Stunning Spiral Galaxy Spotted by Hubble More Than 70 million Light Years Away From Our Solar System

July 24, 2019 Updated: July 24, 2019

More than 70 million light years away from our solar system is a stunning spiral galaxy recently observed by the Hubble Space Telescope.

The spiral galaxy, known as NGC 2985, can be found in the Ursa Major, or Great Bear, constellation.

A map of the Ursa Major (Great Bear) as seen in the star atlas Uranographia by Polish astronomer Johannes Hevelius. (WikiMedia Commons)
A map of the Ursa Major (Great Bear) as seen in the star atlas Uranographia by Polish astronomer Johannes Hevelius. (WikiMedia Commons)

The universe is full of spiral galaxies, comprising about 77% of those observed. Our own home galaxy, the Milky Way, is one of them. And from certain perspectives, they appear like a flat circle. But these galaxies are much more complex.
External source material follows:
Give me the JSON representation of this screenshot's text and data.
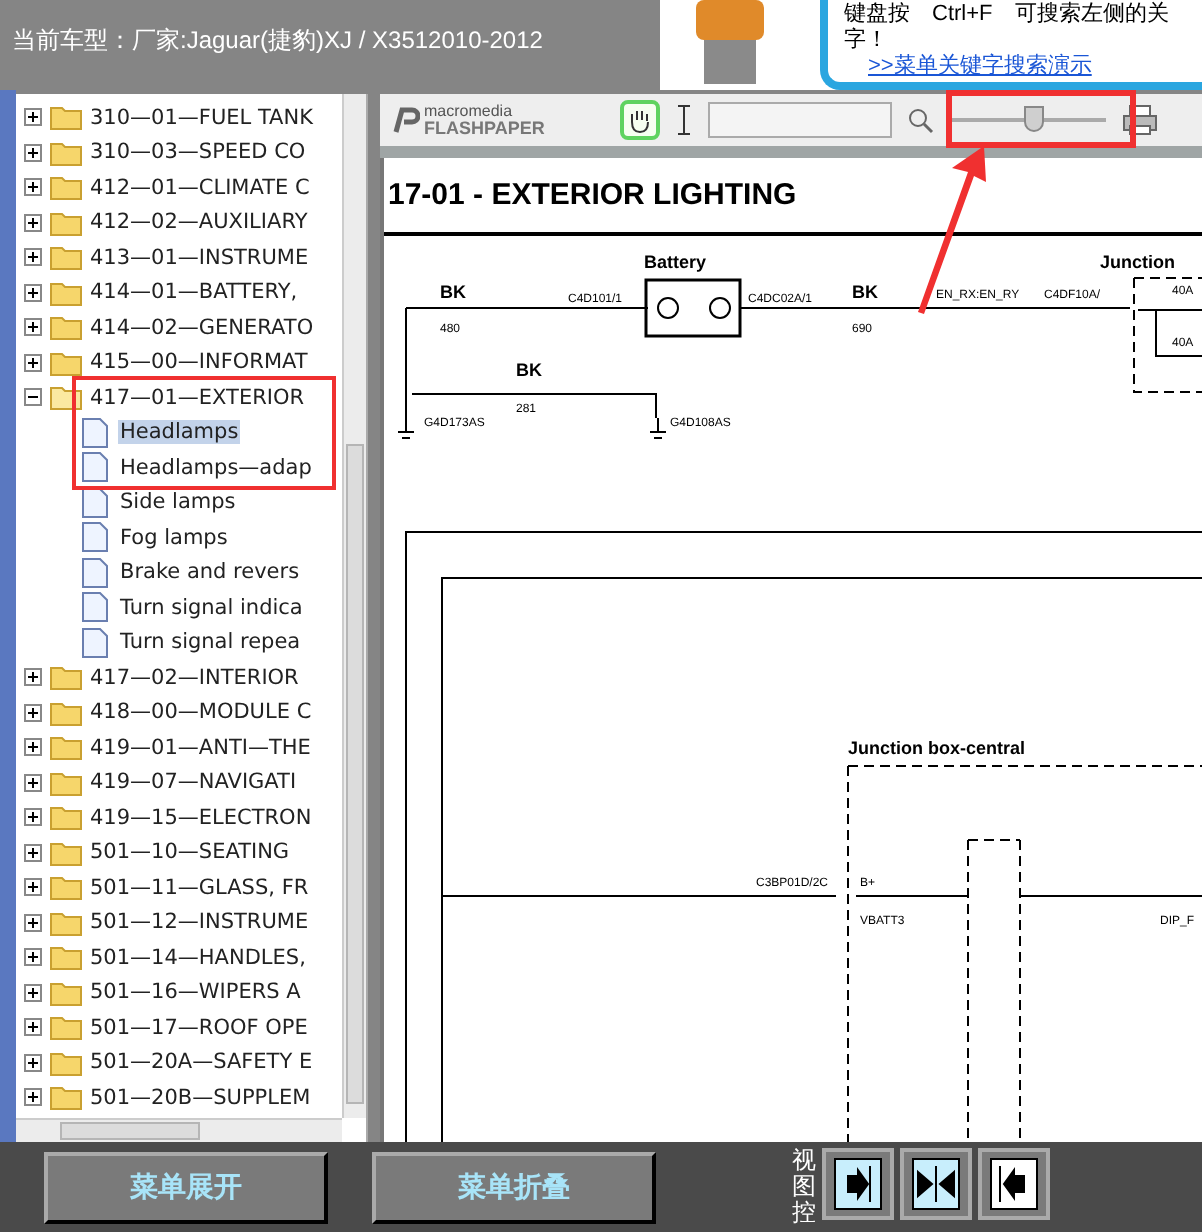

In NGC 2985, there are multiple spiral arms full of stars. They start out close and tight before spreading out from the galactic core and appearing to fade into space.

In a spiral galaxy, the arms are full of gas and dust. They act like the birthplace for new stars to form continuously. The arms spread out from the galactic bulge at the center, which contains old stars and very little new star formation.

Over time, many spiral galaxies collide with others. The galaxies merge, which makes them appear more circular as the spiral arms condense.

But the passage of time does other strange things to galaxies.

Earlier this year, astronomers discovered that the Milky Way is actually being warped and twisted by the stars within it.

In the Milky Way, stars and gas clouds exist mainly in its two spiral arms.

milkywayspiralarms
Artist’s concept of the Milky Way showing the two major arms (Scutum-Centaurus and Perseus) attached to the ends of a thick central bar, where a third shorter spiral arm lies, the “Far-3 kiloparsec arm.” The two less distinct minor arms (Norma and Sagittarius) are located between the major arms, and are mostly filled with gas and pockets of star formation. (NASA/JPL-Caltech)

From afar, the Milky Way appears like a thin rotating disk of stars, orbiting the center every few hundred million years. In the center, hundreds of billions of stars and dark matter hold the galaxy together.

But as you move toward the outermost reaches of the galaxy, the gravitational glue of the center fades. In the outer disk, this keeps hydrogen gas from being confined, which contributes to an S-shaped warping.

Using 1,339 large, pulsating stars to compile a 3-D map of the Milky Way, researchers discovered that the galaxy’s disk of stars is increasingly twisting, most likely due to the spinning of the disk. And the farther the stars are from the center, the more twisted it becomes.

Only time will tell what fate awaits NGC 2985.